Effects of astaxanthin on the proliferation and apoptosis of primary hepatocytes induced by TNF-α.
(A) The proliferation of primary hepatocytes treated with astaxanthin before TNF-α induction was detected with CCK8. (B) The apoptosis of primary hepatocytes was determined with flow cytometry (n = 3, #P < 0.05 for TNF-α versus control, +P < 0.05 for TNF-α+Astaxanthin versus TNF-α). (C) The protein levels of Beclin-1, LC3, Bcl-2 and Bax proteins in primary hepatocytes are shown as western blot bands. The relative band intensities were calculated (n = 3, #P < 0.05 for TNF-α versus control, +P < 0.05 for TNF-α+Astaxanthin versus TNF-α).
Fig 7.
Mechanism of astaxanthin action.
In ConA-induced autoimmune hepatitis, astaxanthin reduces autophagy by inhibiting the JNK/p-JNK pathway.

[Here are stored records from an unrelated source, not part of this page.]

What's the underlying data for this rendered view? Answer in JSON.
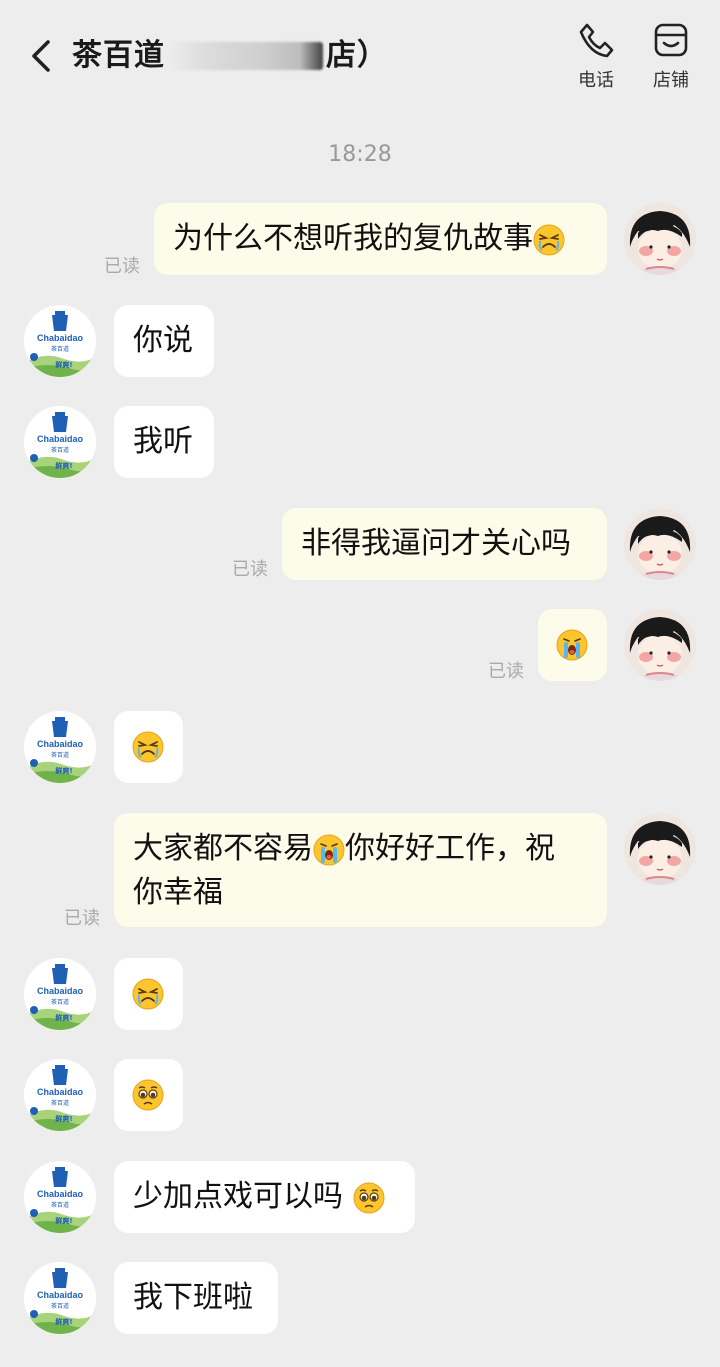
{
  "header": {
    "title_prefix": "茶百道",
    "title_suffix": "店）",
    "phone_label": "电话",
    "store_label": "店铺"
  },
  "timestamp": "18:28",
  "read_label": "已读",
  "shop_logo": {
    "brand": "Chabaidao",
    "brand_cn": "茶百道",
    "slogan": "鲜爽!"
  },
  "messages": [
    {
      "from": "me",
      "text": "为什么不想听我的复仇故事",
      "emoji": "angry-crying"
    },
    {
      "from": "shop",
      "text": "你说"
    },
    {
      "from": "shop",
      "text": "我听"
    },
    {
      "from": "me",
      "text": "非得我逼问才关心吗"
    },
    {
      "from": "me",
      "text": "",
      "emoji": "crying"
    },
    {
      "from": "shop",
      "text": "",
      "emoji": "angry-crying"
    },
    {
      "from": "me",
      "text_line1_a": "大家都不容易",
      "text_line1_b": "你好好工作，祝",
      "text_line2": "你幸福",
      "emoji": "crying"
    },
    {
      "from": "shop",
      "text": "",
      "emoji": "angry-crying"
    },
    {
      "from": "shop",
      "text": "",
      "emoji": "pleading"
    },
    {
      "from": "shop",
      "text": "少加点戏可以吗",
      "emoji": "pleading"
    },
    {
      "from": "shop",
      "text": "我下班啦"
    }
  ],
  "colors": {
    "background": "#ededed",
    "my_bubble": "#fdfbe9",
    "shop_bubble": "#ffffff",
    "brand_blue": "#1f5fb5"
  }
}
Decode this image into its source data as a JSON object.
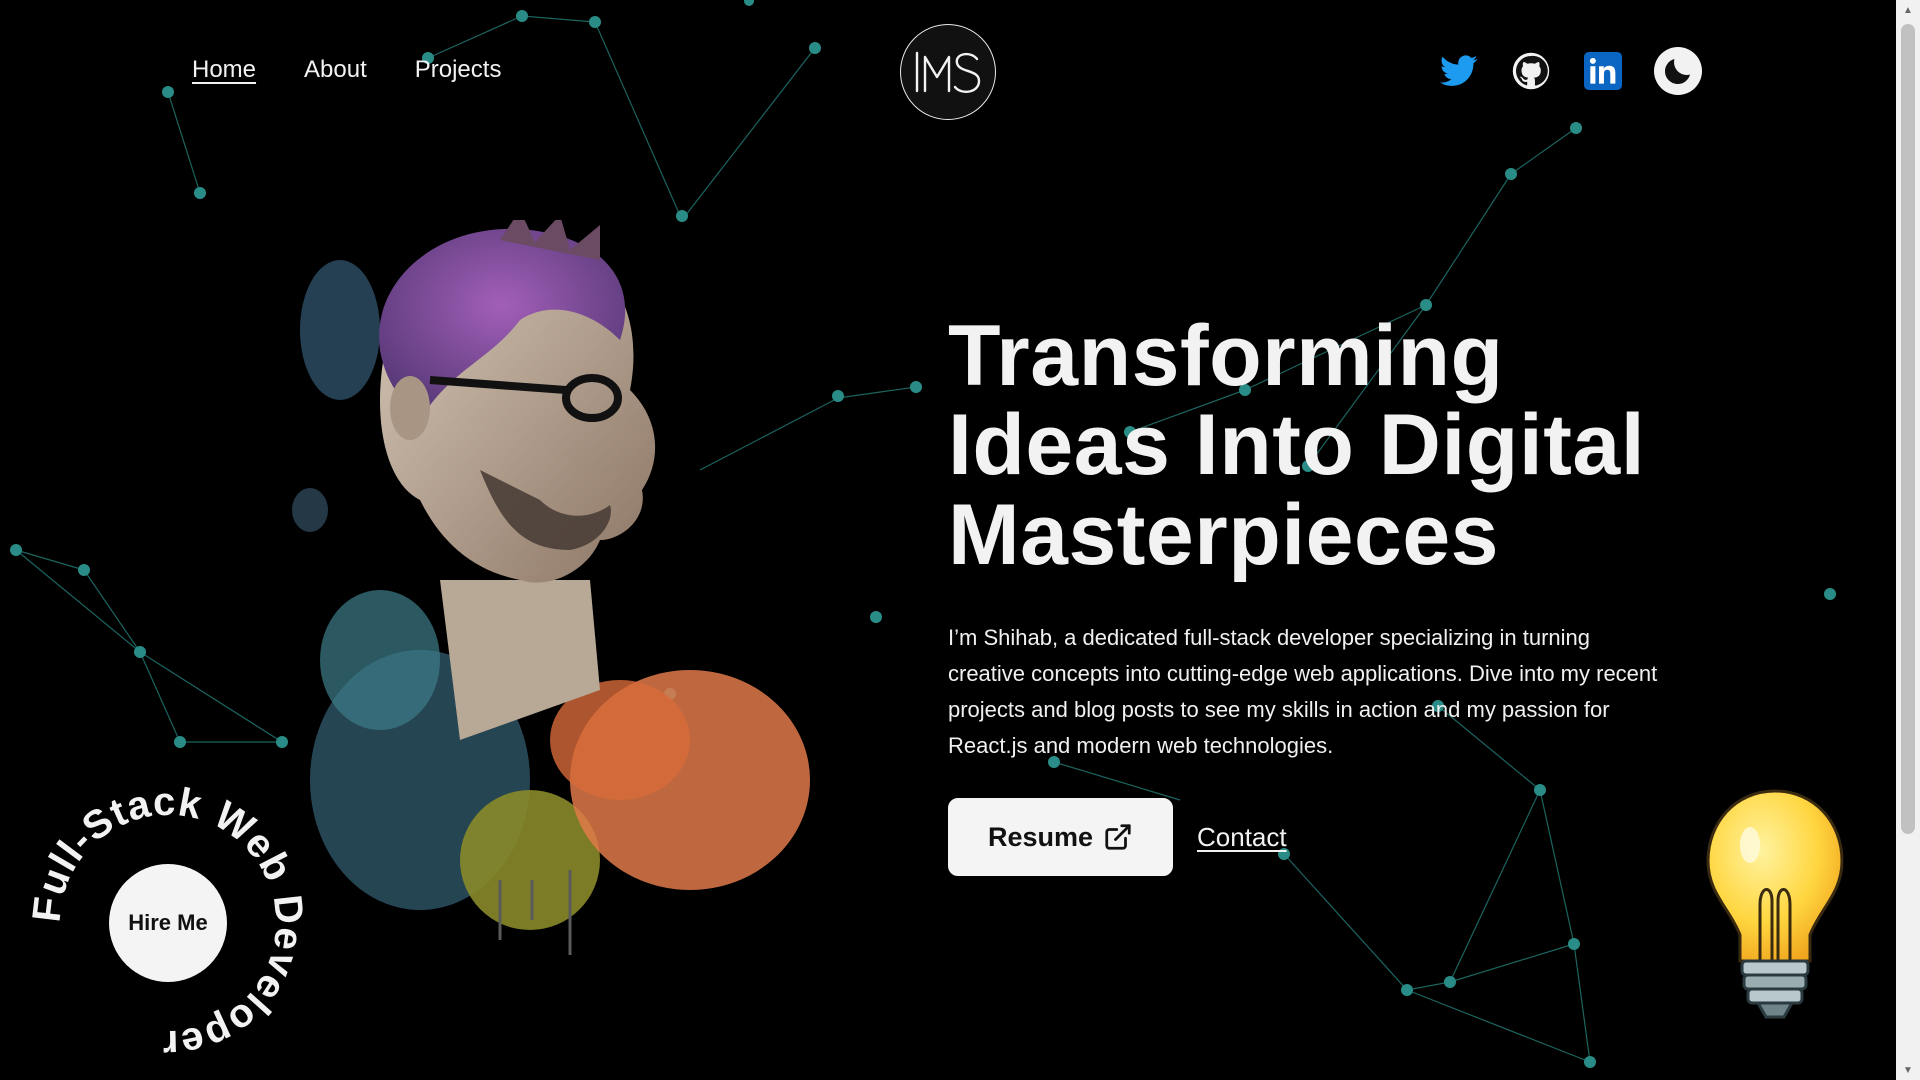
{
  "nav": {
    "items": [
      {
        "label": "Home",
        "active": true
      },
      {
        "label": "About",
        "active": false
      },
      {
        "label": "Projects",
        "active": false
      }
    ]
  },
  "logo": {
    "text": "MS"
  },
  "social": {
    "icons": [
      "twitter-icon",
      "github-icon",
      "linkedin-icon",
      "moon-icon"
    ],
    "colors": {
      "twitter": "#1d9bf0",
      "linkedin": "#0a66c2"
    }
  },
  "hero": {
    "title_lines": [
      "Transforming",
      "Ideas Into Digital",
      "Masterpieces"
    ],
    "description": "I’m Shihab, a dedicated full-stack developer specializing in turning creative concepts into cutting-edge web applications. Dive into my recent projects and blog posts to see my skills in action and my passion for React.js and modern web technologies.",
    "resume_label": "Resume",
    "contact_label": "Contact"
  },
  "badge": {
    "ring_text": "Full-Stack Web Developer ",
    "hire_label": "Hire Me"
  },
  "theme": {
    "accent": "#2a8c86",
    "background": "#000000",
    "text": "#f2f2f2"
  }
}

TNF-α, a proinflammatory cytokine, combined with TNFR1 and TRAF2, was expressed on the surfaces of hepatocytes after ConA injection. This led to the activation of JNK, which phosphorylated Bcl-2, thereby promoting the release of caspase 9 and caspase 3, causing apoptosis. Inactive Bcl-2 dissociated from Beclin-1, enhancing the induction of autophagy. Thus, astaxanthin successfully inhibits the release of TNF-α in stressed cells during acute liver injury and also reduces apoptosis and autophagy by reducing the phosphorylation of JNK.